The COVID-19 lockdowns, mercilessly following the horror bushfire season of 2019/20, were a time of introspection for Zouwer, and her own workspace provided the inspiration for new investigations. Deciding to make a painting of an object from her studio every day in a single sitting, Zouwer focused on the contents of a box of sewing materials - from ribbons to fabric scraps to sequins - becoming particularly drawn to ric rac trimming. The more she traced its disordered windings, the more it felt a metaphor for the hazardous, unseen elements in our smoky and diseased air. These works formed the basis of Zouwer’s 2021 residency, during which she translated some of her paintings and collages into lithographs, etchings, and screen prints in collaboration with Megalo’s specialist team, particularly Clare Jackson, Alex Lundy, and Maximilian Gosling[LW1] . This process is explored throughout the exhibition. Collages of tear-outs from vintage magazines and boldly patterned fabrics are juxtaposed with their renders in screen print; and the rattan rug beater from Zouwer’s Finnish grandmother is sentimentalised in a series of lithographs featuring a young woman gracefully holding a rug beater, almost dancing, while a painting reimagines the object festooned with ribbons and shot through with blue.
Trimming and ribbons are a leitmotif in the show, serving as the ‘lively threads’ of connection and inverting the meaning of objects.

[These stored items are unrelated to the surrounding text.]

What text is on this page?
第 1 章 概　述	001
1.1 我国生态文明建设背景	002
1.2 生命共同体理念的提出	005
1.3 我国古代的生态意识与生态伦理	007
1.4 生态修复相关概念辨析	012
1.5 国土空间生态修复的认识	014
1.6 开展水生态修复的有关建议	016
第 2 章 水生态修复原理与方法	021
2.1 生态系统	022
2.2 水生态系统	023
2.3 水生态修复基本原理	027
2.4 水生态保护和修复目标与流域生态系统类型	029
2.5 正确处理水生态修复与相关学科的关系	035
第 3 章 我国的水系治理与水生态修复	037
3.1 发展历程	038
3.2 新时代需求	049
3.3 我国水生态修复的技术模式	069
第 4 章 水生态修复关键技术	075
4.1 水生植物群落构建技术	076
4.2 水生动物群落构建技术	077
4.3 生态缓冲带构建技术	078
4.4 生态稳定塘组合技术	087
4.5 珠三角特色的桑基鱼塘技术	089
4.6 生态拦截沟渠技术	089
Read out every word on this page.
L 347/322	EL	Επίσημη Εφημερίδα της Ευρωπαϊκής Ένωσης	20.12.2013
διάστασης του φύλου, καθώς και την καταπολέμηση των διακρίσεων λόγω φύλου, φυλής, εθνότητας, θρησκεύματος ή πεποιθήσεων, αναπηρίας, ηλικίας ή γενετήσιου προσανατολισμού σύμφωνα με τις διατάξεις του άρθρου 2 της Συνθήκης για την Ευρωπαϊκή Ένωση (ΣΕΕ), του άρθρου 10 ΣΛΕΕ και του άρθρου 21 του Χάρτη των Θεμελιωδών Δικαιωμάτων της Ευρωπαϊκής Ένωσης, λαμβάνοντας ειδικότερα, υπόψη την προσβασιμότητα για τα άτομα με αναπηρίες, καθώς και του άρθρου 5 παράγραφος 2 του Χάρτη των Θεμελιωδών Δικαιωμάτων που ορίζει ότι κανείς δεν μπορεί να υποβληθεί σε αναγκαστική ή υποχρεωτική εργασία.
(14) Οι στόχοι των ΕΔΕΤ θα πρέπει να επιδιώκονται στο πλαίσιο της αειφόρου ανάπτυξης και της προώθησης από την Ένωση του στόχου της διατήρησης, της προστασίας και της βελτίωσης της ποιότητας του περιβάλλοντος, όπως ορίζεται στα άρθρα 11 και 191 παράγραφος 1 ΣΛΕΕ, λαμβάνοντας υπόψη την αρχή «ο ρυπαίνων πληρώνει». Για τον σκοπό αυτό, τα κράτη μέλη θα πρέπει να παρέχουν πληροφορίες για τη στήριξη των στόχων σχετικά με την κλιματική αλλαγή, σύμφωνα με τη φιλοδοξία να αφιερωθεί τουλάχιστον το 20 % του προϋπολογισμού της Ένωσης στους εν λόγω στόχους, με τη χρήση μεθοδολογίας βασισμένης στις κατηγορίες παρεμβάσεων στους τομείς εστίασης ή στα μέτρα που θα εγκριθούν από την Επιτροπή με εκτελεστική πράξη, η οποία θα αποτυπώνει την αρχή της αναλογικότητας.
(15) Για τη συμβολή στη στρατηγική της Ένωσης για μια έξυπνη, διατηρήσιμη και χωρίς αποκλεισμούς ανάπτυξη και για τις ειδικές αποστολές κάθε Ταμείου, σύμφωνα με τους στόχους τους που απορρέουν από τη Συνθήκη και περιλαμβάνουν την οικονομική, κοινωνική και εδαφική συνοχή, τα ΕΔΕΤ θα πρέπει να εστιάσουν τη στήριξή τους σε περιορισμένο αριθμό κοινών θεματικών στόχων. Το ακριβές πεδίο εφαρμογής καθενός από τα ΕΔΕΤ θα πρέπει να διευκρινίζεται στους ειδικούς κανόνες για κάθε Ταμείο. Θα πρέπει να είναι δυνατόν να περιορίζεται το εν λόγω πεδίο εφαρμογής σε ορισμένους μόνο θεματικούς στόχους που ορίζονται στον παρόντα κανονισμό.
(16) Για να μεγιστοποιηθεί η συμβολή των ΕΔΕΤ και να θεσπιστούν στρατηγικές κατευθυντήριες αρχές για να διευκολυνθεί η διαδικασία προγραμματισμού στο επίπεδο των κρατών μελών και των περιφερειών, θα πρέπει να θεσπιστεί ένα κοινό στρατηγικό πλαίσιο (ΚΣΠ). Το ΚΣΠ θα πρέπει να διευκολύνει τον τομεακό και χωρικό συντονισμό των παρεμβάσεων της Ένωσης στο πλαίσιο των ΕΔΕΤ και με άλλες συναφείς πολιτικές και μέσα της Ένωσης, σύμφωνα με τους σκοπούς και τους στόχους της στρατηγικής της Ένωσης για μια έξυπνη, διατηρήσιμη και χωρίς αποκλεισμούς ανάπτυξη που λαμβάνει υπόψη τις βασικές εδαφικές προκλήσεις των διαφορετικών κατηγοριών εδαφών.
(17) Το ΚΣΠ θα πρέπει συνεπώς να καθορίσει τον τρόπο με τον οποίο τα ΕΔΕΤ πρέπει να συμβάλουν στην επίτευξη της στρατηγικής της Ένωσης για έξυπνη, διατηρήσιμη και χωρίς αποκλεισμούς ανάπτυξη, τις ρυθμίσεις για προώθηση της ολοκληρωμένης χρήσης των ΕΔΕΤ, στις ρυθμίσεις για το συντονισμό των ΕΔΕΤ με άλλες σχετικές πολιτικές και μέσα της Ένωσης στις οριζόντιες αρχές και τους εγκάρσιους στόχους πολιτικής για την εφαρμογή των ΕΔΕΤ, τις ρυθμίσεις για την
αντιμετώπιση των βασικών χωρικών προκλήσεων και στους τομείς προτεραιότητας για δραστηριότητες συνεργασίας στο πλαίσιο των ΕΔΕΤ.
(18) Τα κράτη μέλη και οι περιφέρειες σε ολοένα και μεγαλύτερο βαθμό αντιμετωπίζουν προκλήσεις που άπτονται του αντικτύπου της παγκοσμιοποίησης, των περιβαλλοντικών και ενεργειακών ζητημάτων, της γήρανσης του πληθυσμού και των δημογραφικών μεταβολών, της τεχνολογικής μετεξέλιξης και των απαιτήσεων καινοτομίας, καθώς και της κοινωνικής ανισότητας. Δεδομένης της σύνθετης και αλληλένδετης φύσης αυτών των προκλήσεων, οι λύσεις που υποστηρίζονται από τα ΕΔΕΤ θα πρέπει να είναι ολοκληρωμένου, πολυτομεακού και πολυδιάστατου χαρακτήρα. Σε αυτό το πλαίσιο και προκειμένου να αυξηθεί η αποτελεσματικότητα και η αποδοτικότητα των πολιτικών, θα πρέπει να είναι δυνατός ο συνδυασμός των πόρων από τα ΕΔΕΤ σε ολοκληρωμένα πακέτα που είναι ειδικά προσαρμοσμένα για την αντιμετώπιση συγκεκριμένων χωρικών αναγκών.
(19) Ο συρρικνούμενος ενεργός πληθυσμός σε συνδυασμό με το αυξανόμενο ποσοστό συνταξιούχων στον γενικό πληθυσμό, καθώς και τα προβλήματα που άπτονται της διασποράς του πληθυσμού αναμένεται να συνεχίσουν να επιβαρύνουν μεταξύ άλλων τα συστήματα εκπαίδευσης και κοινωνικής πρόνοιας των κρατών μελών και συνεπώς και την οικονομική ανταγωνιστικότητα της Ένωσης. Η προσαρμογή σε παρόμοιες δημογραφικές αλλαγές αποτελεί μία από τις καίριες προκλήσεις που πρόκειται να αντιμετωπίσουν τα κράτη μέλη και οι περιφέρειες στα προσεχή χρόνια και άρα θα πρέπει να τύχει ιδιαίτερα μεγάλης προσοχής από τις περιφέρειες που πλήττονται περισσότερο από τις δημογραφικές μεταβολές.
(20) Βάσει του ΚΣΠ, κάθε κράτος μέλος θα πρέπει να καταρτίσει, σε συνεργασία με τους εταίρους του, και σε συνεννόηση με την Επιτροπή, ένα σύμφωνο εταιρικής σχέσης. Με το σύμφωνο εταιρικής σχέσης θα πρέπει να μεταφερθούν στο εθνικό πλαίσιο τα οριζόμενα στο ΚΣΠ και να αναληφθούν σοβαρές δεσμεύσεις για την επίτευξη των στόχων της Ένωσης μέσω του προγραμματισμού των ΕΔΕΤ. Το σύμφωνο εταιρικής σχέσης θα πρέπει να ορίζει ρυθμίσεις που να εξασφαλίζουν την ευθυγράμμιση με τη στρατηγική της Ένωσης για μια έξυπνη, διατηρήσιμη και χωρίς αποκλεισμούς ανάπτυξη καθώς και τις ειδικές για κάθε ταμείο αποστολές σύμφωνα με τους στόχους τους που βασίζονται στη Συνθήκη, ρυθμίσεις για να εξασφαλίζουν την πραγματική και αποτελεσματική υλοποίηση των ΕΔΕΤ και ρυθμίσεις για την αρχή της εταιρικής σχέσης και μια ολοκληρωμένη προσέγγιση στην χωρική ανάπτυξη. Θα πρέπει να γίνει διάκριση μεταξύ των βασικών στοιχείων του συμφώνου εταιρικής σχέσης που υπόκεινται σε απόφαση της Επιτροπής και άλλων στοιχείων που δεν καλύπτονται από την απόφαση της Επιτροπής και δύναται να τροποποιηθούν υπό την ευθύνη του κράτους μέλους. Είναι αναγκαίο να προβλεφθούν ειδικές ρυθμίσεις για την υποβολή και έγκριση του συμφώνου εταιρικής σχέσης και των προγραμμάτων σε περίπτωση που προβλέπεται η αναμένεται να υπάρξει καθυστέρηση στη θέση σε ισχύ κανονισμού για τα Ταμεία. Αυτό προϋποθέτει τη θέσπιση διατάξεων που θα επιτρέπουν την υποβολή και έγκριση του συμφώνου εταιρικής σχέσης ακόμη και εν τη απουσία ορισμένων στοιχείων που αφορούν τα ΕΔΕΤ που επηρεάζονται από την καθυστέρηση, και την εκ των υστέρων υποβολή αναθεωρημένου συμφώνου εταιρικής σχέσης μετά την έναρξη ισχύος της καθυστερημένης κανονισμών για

By painting ric rac onto her collection of vintage tins, Zouwer transformed the halcyon scenes – windmills, smiling portraits, children with dogs – into sinister images imbued with unseen menace, recreated in paintings and lithographs. But the pattern and colour of the trimming also evokes the joyful vitality that is so characteristic of Zouwer’s oeuvre. Created in 2020 but given new meaning in 2021 and 2022, the works in Zouwer’s latest exhibition explore how our mementoes are animated by evolving significance, and how the processes of transmission, via intergenerational transfer and the reimagining of works across media, shapes their place in our collective memory. The Enchantment of Things remains a homage to the collaborative processes of printmaking, through which experimentation channels deep reflection of objects which we could otherwise so easily overlook.